Moral of the story is trust your lawyer. If you do not trust your lawyer, you need a new one. Second moral is to be careful when you agree to settlement. Once you sign that piece of paper, no matter how brief and simple it is, you are bound. Third moral is that buyer’s remorse is as common in settling cases as when buying a shiny, new car. Understand it and be ready for some buyer’s remorse the day after.

Yes, some employers will take advantage of employees. My friend, Chris McKinney, discusses one such case of a worker for Buc-ees. You know the place with the friendly, smiling beaver? Kelly Rieves was hired by Buc-ees as an assistant store manger in Cypress, Texas. They had her sign a contract which included a clause for “retention pay.” Retention pay is usually used for senior executives. But, Buc-ees imposed it on this assistant store manager. A portion of her pay, about one-third, was designated as retention pay. If she left before 48 months, she would agree to return that retention pay. She did in fact leave after three years. She tried to work out an agreement with her boss before she left. But, he would not discuss it.
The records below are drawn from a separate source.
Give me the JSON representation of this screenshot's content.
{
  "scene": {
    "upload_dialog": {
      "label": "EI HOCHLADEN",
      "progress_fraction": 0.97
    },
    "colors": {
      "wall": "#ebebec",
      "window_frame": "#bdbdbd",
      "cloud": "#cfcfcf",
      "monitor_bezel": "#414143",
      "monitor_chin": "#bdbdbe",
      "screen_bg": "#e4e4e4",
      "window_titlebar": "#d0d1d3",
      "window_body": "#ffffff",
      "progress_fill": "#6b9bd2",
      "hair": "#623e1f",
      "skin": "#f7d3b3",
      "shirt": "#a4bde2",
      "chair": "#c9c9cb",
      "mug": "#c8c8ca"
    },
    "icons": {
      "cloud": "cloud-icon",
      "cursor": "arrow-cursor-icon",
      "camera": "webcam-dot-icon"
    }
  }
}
The contract provided that she could be fired at anytime. Yet, the retention pay clause remained.

After she left, Buc-ees sued her. The friendly beaver sued her for the amount of retention pay, or $67,000. She lost the lawsuit. The court also awarded attorney’s fees and interest. Now, she owes $100,000. The matter is on appeal. See Chris’ blog post here.
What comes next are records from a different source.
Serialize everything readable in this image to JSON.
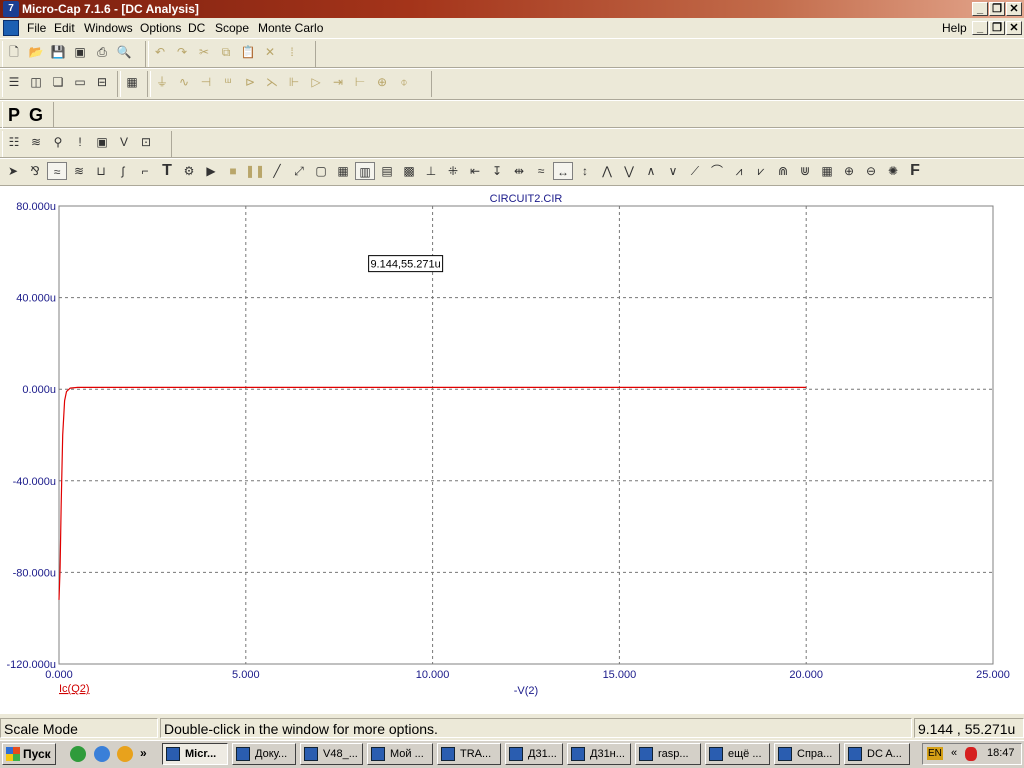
{
  "window": {
    "title": "Micro-Cap 7.1.6 - [DC Analysis]",
    "app_icon_text": "7"
  },
  "menu": {
    "items": [
      "File",
      "Edit",
      "Windows",
      "Options",
      "DC",
      "Scope",
      "Monte Carlo"
    ],
    "help": "Help"
  },
  "toolbar": {
    "p_label": "P",
    "g_label": "G"
  },
  "chart_data": {
    "type": "line",
    "title": "CIRCUIT2.CIR",
    "xlabel": "-V(2)",
    "series_label": "Ic(Q2)",
    "xlim": [
      0,
      25
    ],
    "ylim": [
      -120,
      80
    ],
    "x_ticks": [
      "0.000",
      "5.000",
      "10.000",
      "15.000",
      "20.000",
      "25.000"
    ],
    "y_ticks": [
      "80.000u",
      "40.000u",
      "0.000u",
      "-40.000u",
      "-80.000u",
      "-120.000u"
    ],
    "grid": "dashed",
    "series": [
      {
        "name": "Ic(Q2)",
        "color": "#e00000",
        "x": [
          0,
          0.03,
          0.06,
          0.1,
          0.15,
          0.2,
          0.3,
          0.5,
          1,
          5,
          10,
          15,
          20
        ],
        "y": [
          -92,
          -78,
          -50,
          -20,
          -5,
          -1,
          0.5,
          0.8,
          0.8,
          0.8,
          0.8,
          0.8,
          0.8
        ]
      }
    ],
    "annotation": "9.144,55.271u"
  },
  "status": {
    "mode": "Scale Mode",
    "hint": "Double-click in the window for more options.",
    "coords": "9.144 , 55.271u"
  },
  "taskbar": {
    "start": "Пуск",
    "tasks": [
      "Micr...",
      "Доку...",
      "V48_...",
      "Мой ...",
      "TRA...",
      "Д31...",
      "Д31н...",
      "rasp...",
      "ещё ...",
      "Спра...",
      "DC A..."
    ],
    "lang": "EN",
    "clock": "18:47"
  }
}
I do not know the specifics of Ms. Rieves’ case. But, many workers who are sued for non-compete clauses often ignore the lawsuit. They hope the suit will go away. But, unfortunately, these lawsuits by prior employers do not just go away. Retention pay clauses might make sense for senior executives who have some bargaining leverage. But, seriously, for an assistant store manger, this is a case of an employer taking advantage of its superior bargaining position.
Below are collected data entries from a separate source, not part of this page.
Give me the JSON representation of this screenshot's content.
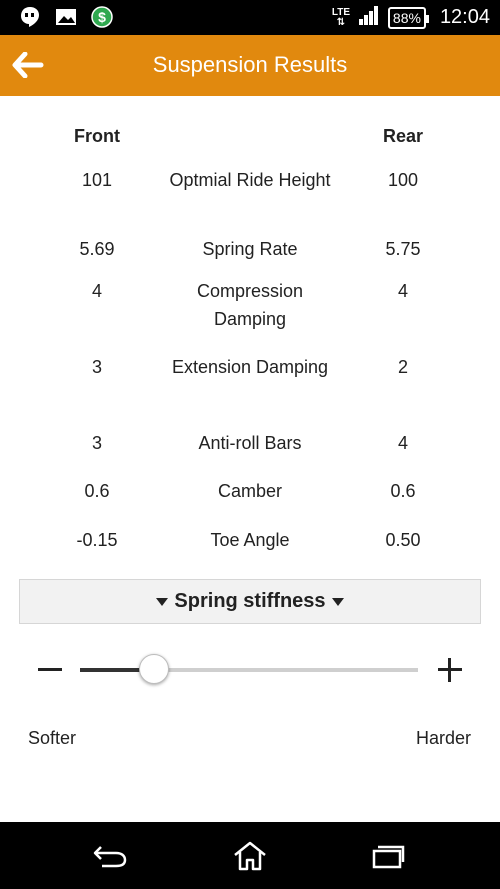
{
  "status_bar": {
    "network": "LTE",
    "battery": "88%",
    "time": "12:04",
    "icons": [
      "hangouts-icon",
      "image-icon",
      "dollar-app-icon",
      "lte-icon",
      "signal-icon",
      "battery-icon"
    ]
  },
  "app_bar": {
    "title": "Suspension Results",
    "background": "#e1890e",
    "back_icon": "arrow-left-icon"
  },
  "results": {
    "headers": {
      "front": "Front",
      "rear": "Rear"
    },
    "rows": [
      {
        "front": "101",
        "label": "Optmial Ride Height",
        "rear": "100"
      },
      {
        "front": "5.69",
        "label": "Spring Rate",
        "rear": "5.75"
      },
      {
        "front": "4",
        "label": "Compression Damping",
        "rear": "4"
      },
      {
        "front": "3",
        "label": "Extension Damping",
        "rear": "2"
      },
      {
        "front": "3",
        "label": "Anti-roll Bars",
        "rear": "4"
      },
      {
        "front": "0.6",
        "label": "Camber",
        "rear": "0.6"
      },
      {
        "front": "-0.15",
        "label": "Toe Angle",
        "rear": "0.50"
      }
    ]
  },
  "dropdown": {
    "label": "Spring stiffness"
  },
  "slider": {
    "value_fraction": 0.22,
    "left_label": "Softer",
    "right_label": "Harder"
  },
  "nav_bar": {
    "icons": [
      "back-icon",
      "home-icon",
      "recents-icon"
    ]
  }
}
Implicit bias is a concept acquiring some attention. The theory is that as human we have subconscious biases. I have written about the theory before. See my prior post here. The U.S. Supreme Court recognized the theory in Texas Dept. of Housing and Community Affairs v. Inclusive Communities Project, Inc., 135 S.Ct. 2517 (2015). The theory is we tend to filter out certain information based on subconscious biases.

The San Antonio Police Department apparently sees some value in the theory. They have asked Dr. Lorie Fridell, an expert on law enforcement and biases to provide the local law enforcement agency with training on how to deal with biases. In this day of police shootings, one has to consider the possibility that bias may play some role. Too many African-Americans and other minorities have reported being stopped by law enforcement for little or no reason.

The police union opposes the training, saying it starts from the standpoint of racial bias and that officers do not know what they are doing. See San Antonio Express News column by Brian Chasnoff. No, at least, not as I understand the concept. What implicit bias starts with is the standpoint that we are human, with human weaknesses.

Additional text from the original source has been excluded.